In a stunning move, Texas Attorney General Ken Paxton bucked the Supreme Court and declared that county clerks have the right to refuse to perform a same-sex marriage if they have a religious objection to doing so, according to the Statesman.
This legal opinion comes after the Supreme Court controverted the decisions of a majority of state governments and their citizens and imposed gay marriage on the entire country, offering little to no protection to Christians and others who may have sincere, faith-based objections to the practice.
Paxton did warn that clerks who refuse to issue gay marriage licenses can be sued; however, he added that “numerous lawyers stand ready to assist clerks defending their religious beliefs,” in many cases without charge.
The Texas AG issued a scathing rebuke of the Supreme Court’s decision, arguing that it put Christian officials in the impossible situation of choosing between following the U.S. Constitution and their faith.

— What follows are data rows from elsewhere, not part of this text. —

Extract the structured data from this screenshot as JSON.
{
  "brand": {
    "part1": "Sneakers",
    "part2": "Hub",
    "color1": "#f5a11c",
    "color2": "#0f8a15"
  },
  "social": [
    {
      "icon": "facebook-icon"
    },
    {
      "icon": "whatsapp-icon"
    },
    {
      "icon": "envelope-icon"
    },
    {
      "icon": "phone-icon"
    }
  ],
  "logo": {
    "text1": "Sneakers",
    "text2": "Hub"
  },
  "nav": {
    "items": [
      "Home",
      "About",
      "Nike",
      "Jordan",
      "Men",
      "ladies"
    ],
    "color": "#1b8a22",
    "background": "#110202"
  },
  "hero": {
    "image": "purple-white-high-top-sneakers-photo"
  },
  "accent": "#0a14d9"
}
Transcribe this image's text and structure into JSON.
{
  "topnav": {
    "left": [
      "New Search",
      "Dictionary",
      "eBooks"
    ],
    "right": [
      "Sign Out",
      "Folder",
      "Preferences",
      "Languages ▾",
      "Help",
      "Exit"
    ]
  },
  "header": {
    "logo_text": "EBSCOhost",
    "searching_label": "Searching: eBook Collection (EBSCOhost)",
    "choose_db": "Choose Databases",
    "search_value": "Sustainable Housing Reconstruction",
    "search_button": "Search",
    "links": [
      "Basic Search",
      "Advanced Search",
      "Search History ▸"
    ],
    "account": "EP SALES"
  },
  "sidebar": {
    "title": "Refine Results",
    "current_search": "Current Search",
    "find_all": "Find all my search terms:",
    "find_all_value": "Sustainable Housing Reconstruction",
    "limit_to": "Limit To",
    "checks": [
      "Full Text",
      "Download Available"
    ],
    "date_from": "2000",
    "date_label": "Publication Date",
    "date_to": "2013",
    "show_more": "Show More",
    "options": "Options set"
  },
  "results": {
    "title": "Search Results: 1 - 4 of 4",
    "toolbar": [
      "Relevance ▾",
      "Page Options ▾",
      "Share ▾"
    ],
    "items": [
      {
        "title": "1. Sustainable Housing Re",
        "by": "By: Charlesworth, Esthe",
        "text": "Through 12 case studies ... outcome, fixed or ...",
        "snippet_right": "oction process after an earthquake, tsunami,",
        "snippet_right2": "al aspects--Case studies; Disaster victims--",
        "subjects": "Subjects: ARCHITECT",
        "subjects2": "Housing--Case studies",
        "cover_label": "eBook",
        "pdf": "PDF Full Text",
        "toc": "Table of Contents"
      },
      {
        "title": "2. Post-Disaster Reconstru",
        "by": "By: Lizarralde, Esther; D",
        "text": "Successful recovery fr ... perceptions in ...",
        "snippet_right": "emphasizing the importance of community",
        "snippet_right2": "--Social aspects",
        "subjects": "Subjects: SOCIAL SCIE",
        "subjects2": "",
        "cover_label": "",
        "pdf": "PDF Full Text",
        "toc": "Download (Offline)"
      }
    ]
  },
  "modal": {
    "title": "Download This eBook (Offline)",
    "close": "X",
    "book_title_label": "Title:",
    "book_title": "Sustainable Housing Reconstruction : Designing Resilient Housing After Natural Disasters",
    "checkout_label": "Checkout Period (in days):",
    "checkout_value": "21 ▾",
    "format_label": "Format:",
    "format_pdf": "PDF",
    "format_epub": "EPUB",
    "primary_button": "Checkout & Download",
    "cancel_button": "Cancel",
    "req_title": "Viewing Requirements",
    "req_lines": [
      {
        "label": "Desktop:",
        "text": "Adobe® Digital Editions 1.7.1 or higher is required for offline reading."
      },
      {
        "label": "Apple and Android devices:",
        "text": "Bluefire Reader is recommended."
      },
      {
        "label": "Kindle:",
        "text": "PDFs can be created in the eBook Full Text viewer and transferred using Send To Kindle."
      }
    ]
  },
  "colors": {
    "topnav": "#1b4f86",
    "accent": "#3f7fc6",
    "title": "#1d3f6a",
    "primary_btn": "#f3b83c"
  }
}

“Friday, the United States Supreme Court again ignored the text and spirit of the Constitution to manufacture a right that simply does not exist. In so doing, the court weakened itself and weakened the rule of law, but did nothing to weaken our resolve to protect religious liberty and return to democratic self-government in the face of judicial activists attempting to tell us how to live,” Paxton stated.
He also said that “judges and justices of the peace have no mandatory duty to conduct any wedding ceremony,” only that they cannot refuse to perform a wedding on the basis of race, religion, or national origin.
“The reach of the court’s opinion stops at the door of the First Amendment and our laws protecting religious liberty,” Paxton contended. “Our religious liberties find protection in state and federal constitutions and statutes. While they are indisputably our first freedom, we should not let them be our last.”
One of the crucial concepts in Protestant political thought is the doctrine of the “lesser magistrates,” first articulated by John Calvin but formalized in the Lutheran Magdeburg Confession of 1550.
Essentially, it posits that subordinate governing powers – which in our context would be state and local officials like governors, attorneys general, and probate judges – exist to resist lawless higher authorities.
If there was ever a time to invoke this doctrine, it would be now.